Mehran- Welcome back.
1. The idea that the laws are the same everywhere goes back to
before Newton, but I don't know who was the first to make it explicit.
Even the idea that the laws should look the same to observers in
constant motion with respect to each other is old. It was first clearly
stated by Galileo, and put in more precise form by Descartes.
2. It's a principle that fits with many cosmological observations.
Generally speaking, we don't do proofs of basic principles. We just see
if they work.
It's also a practical feature of what physicists do when seeking
to understand what the laws of physics are. If a "law" is found to
describe nature in some places but not others, it loses its status as a
"law of nature" and at best becomes a "local approximation". Instead,
we'd try to find out what it is that makes stuff behave differently in
one place than another, and formulate laws that describe the behavior
everywhere under as common and general a description as possible. One
very famous example of this is Newton's realization that the same law
of gravity applied to objects falling on the Earth as makes the planets
go around the Sun and the Moon around the Earth.

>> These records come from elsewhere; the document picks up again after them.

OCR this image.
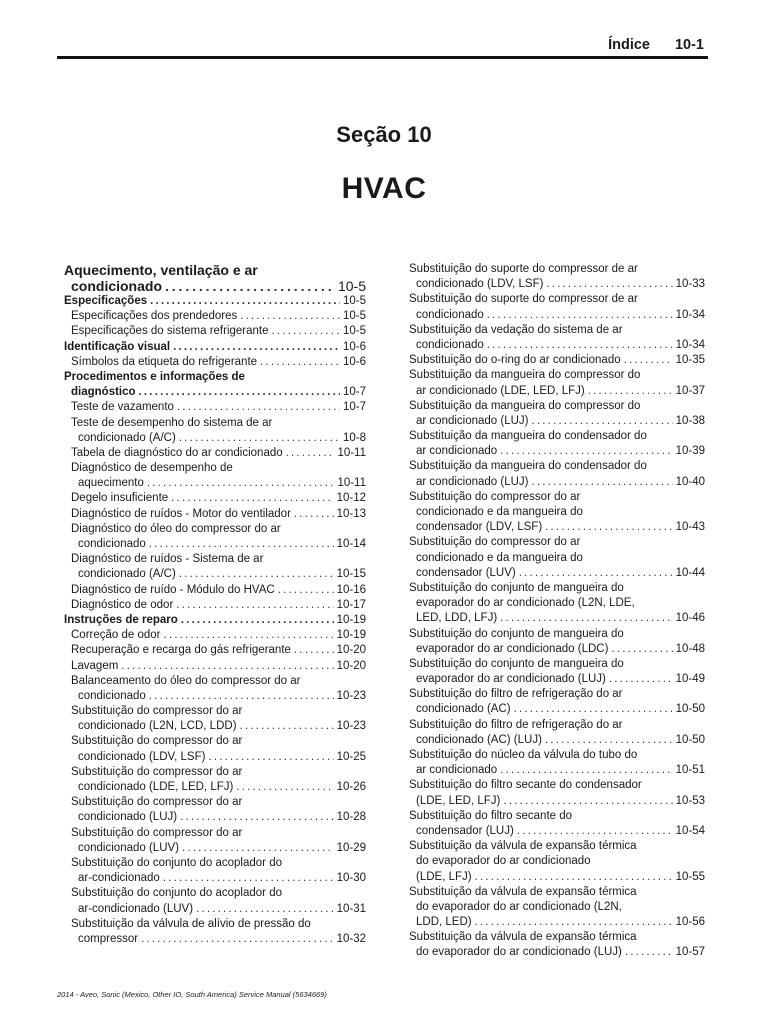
Índice 10-1
Seção 10
HVAC
Aquecimento, ventilação e ar
condicionado . . .	10-5
Especificações . . .	10-5
Especificações dos prendedores . . .	10-5
Especificações do sistema refrigerante . . .	10-5
Identificação visual . . .	10-6
Símbolos da etiqueta do refrigerante . . .	10-6
Procedimentos e informações de
diagnóstico . . .	10-7
Teste de vazamento . . .	10-7
Teste de desempenho do sistema de ar
condicionado (A/C) . . .	10-8
Tabela de diagnóstico do ar condicionado . . .	10-11
Diagnóstico de desempenho de
aquecimento . . .	10-11
Degelo insuficiente . . .	10-12
Diagnóstico de ruídos - Motor do ventilador . . .	10-13
Diagnóstico do óleo do compressor do ar
condicionado . . .	10-14
Diagnóstico de ruídos - Sistema de ar
condicionado (A/C) . . .	10-15
Diagnóstico de ruído - Módulo do HVAC . . .	10-16
Diagnóstico de odor . . .	10-17
Instruções de reparo . . .	10-19
Correção de odor . . .	10-19
Recuperação e recarga do gás refrigerante . . .	10-20
Lavagem . . .	10-20
Balanceamento do óleo do compressor do ar
condicionado . . .	10-23
Substituição do compressor do ar
condicionado (L2N, LCD, LDD) . . .	10-23
Substituição do compressor do ar
condicionado (LDV, LSF) . . .	10-25
Substituição do compressor do ar
condicionado (LDE, LED, LFJ) . . .	10-26
Substituição do compressor do ar
condicionado (LUJ) . . .	10-28
Substituição do compressor do ar
condicionado (LUV) . . .	10-29
Substituição do conjunto do acoplador do
ar-condicionado . . .	10-30
Substituição do conjunto do acoplador do
ar-condicionado (LUV) . . .	10-31
Substituição da válvula de alívio de pressão do
compressor . . .	10-32
Substituição do suporte do compressor de ar
condicionado (LDV, LSF) . . .	10-33
Substituição do suporte do compressor de ar
condicionado . . .	10-34
Substituição da vedação do sistema de ar
condicionado . . .	10-34
Substituição do o-ring do ar condicionado . . .	10-35
Substituição da mangueira do compressor do
ar condicionado (LDE, LED, LFJ) . . .	10-37
Substituição da mangueira do compressor do
ar condicionado (LUJ) . . .	10-38
Substituição da mangueira do condensador do
ar condicionado . . .	10-39
Substituição da mangueira do condensador do
ar condicionado (LUJ) . . .	10-40
Substituição do compressor do ar
condicionado e da mangueira do
condensador (LDV, LSF) . . .	10-43
Substituição do compressor do ar
condicionado e da mangueira do
condensador (LUV) . . .	10-44
Substituição do conjunto de mangueira do
evaporador do ar condicionado (L2N, LDE,
LED, LDD, LFJ) . . .	10-46
Substituição do conjunto de mangueira do
evaporador do ar condicionado (LDC) . . .	10-48
Substituição do conjunto de mangueira do
evaporador do ar condicionado (LUJ) . . .	10-49
Substituição do filtro de refrigeração do ar
condicionado (AC) . . .	10-50
Substituição do filtro de refrigeração do ar
condicionado (AC) (LUJ) . . .	10-50
Substituição do núcleo da válvula do tubo do
ar condicionado . . .	10-51
Substituição do filtro secante do condensador
(LDE, LED, LFJ) . . .	10-53
Substituição do filtro secante do
condensador (LUJ) . . .	10-54
Substituição da válvula de expansão térmica
do evaporador do ar condicionado
(LDE, LFJ) . . .	10-55
Substituição da válvula de expansão térmica
do evaporador do ar condicionado (L2N,
LDD, LED) . . .	10-56
Substituição da válvula de expansão térmica
do evaporador do ar condicionado (LUJ) . . .	10-57
2014 - Aveo, Sonic (Mexico, Other IO, South America) Service Manual (5634669)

3. Really on any space whose curvature is finite, one gets the same
limiting circumference/diameter ratio, our old pi, for small circles.

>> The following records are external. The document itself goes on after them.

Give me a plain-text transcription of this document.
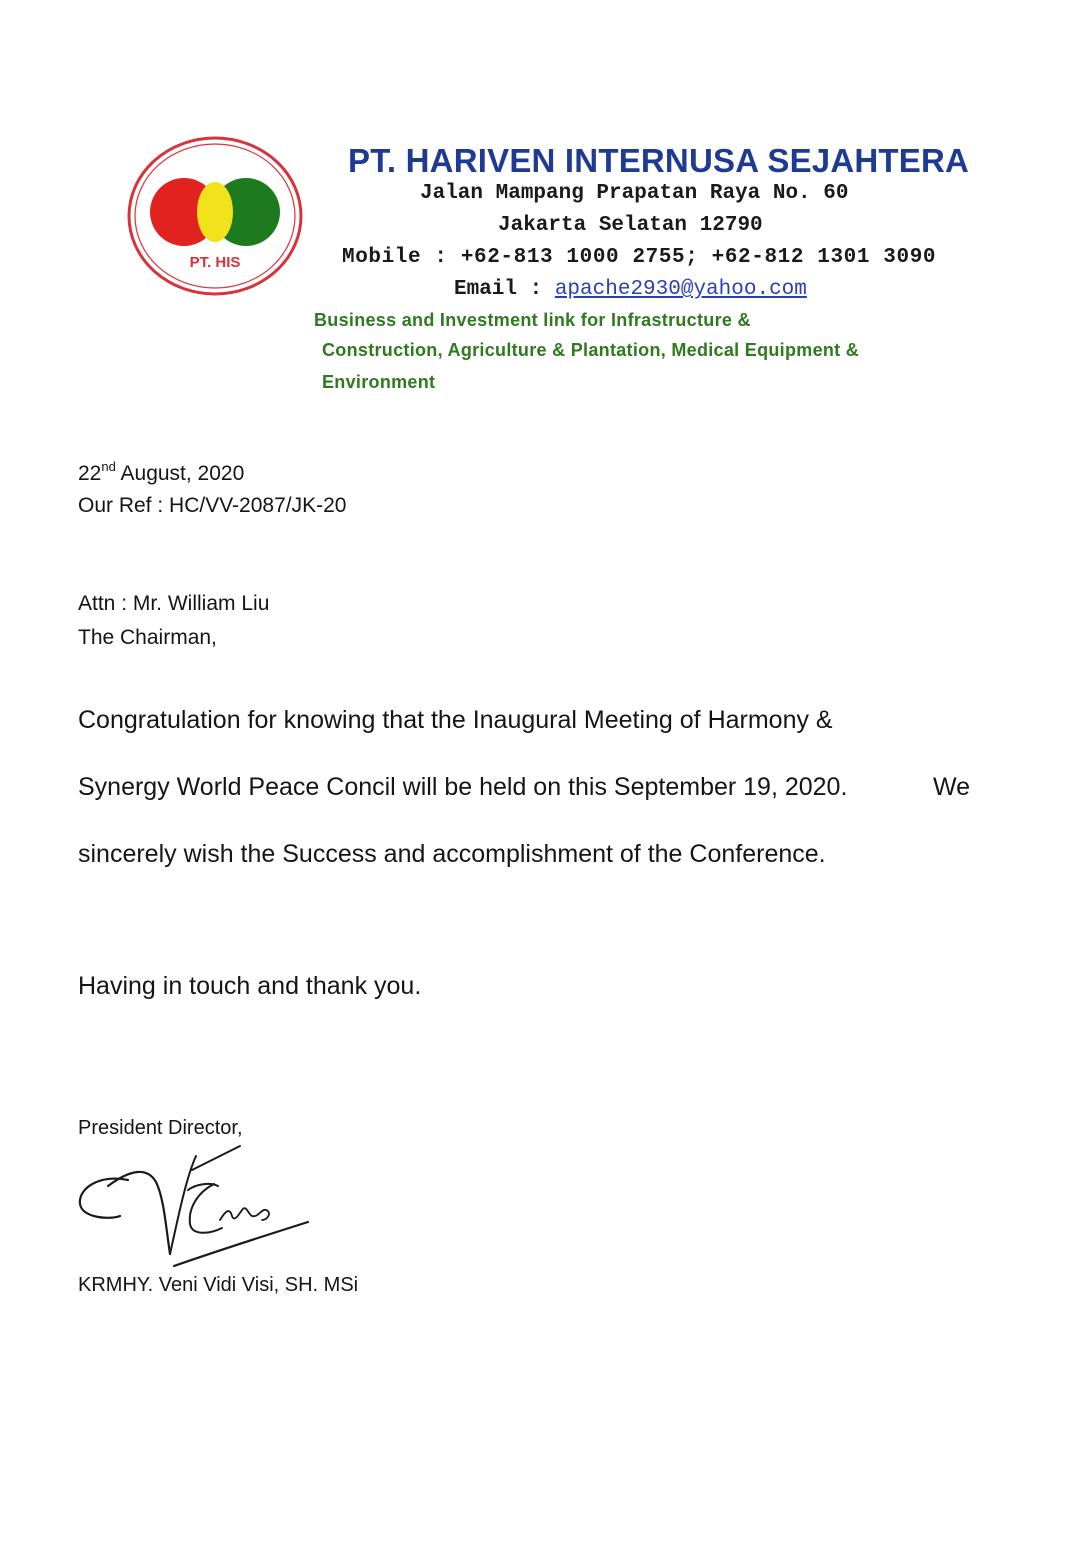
PT. HIS
PT. HARIVEN INTERNUSA SEJAHTERA
Jalan Mampang Prapatan Raya No. 60
Jakarta Selatan 12790
Mobile : +62-813 1000 2755; +62-812 1301 3090
Email : apache2930@yahoo.com
Business and Investment link for Infrastructure &
Construction, Agriculture & Plantation, Medical Equipment &
Environment
22nd August, 2020
Our Ref : HC/VV-2087/JK-20
Attn : Mr. William Liu
The Chairman,
Congratulation for knowing that the Inaugural Meeting of Harmony &
Synergy World Peace Concil will be held on this September 19, 2020.	We
sincerely wish the Success and accomplishment of the Conference.
Having in touch and thank you.
President Director,
KRMHY. Veni Vidi Visi, SH. MSi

For other circles, the ratio can be smaller (say on a sphere) or bigger (say on a saddle).
And beware of the 'proof'. Are you sure that your assumptions (trigonometry) don't already contain the thing you want to prove?
I'm not sure how to answer the question about "why 3.14159...etc?"
The reason that you get the same vale for all sufficiently small
circles is that if the curvature is finite then on a small enough scale
everything looks like flat space. Then similar figures exist on
different scales. The ratio has to then come out to be some particular
number, and any rigorous argument giving how to obtain that number
(going back to Archimedes at least) is an equally good way of
We're not too keen on redefining pi based on the curvature of space
and how big your circle is. It's better to leave pi as the number it
is, and just say that the relationship of the circumference of a circle
to its diameter involves other numbers than pi in curved space. (pi has
lots of other uses than just talking about circles and spheres,
although I suppose they are all related in some way).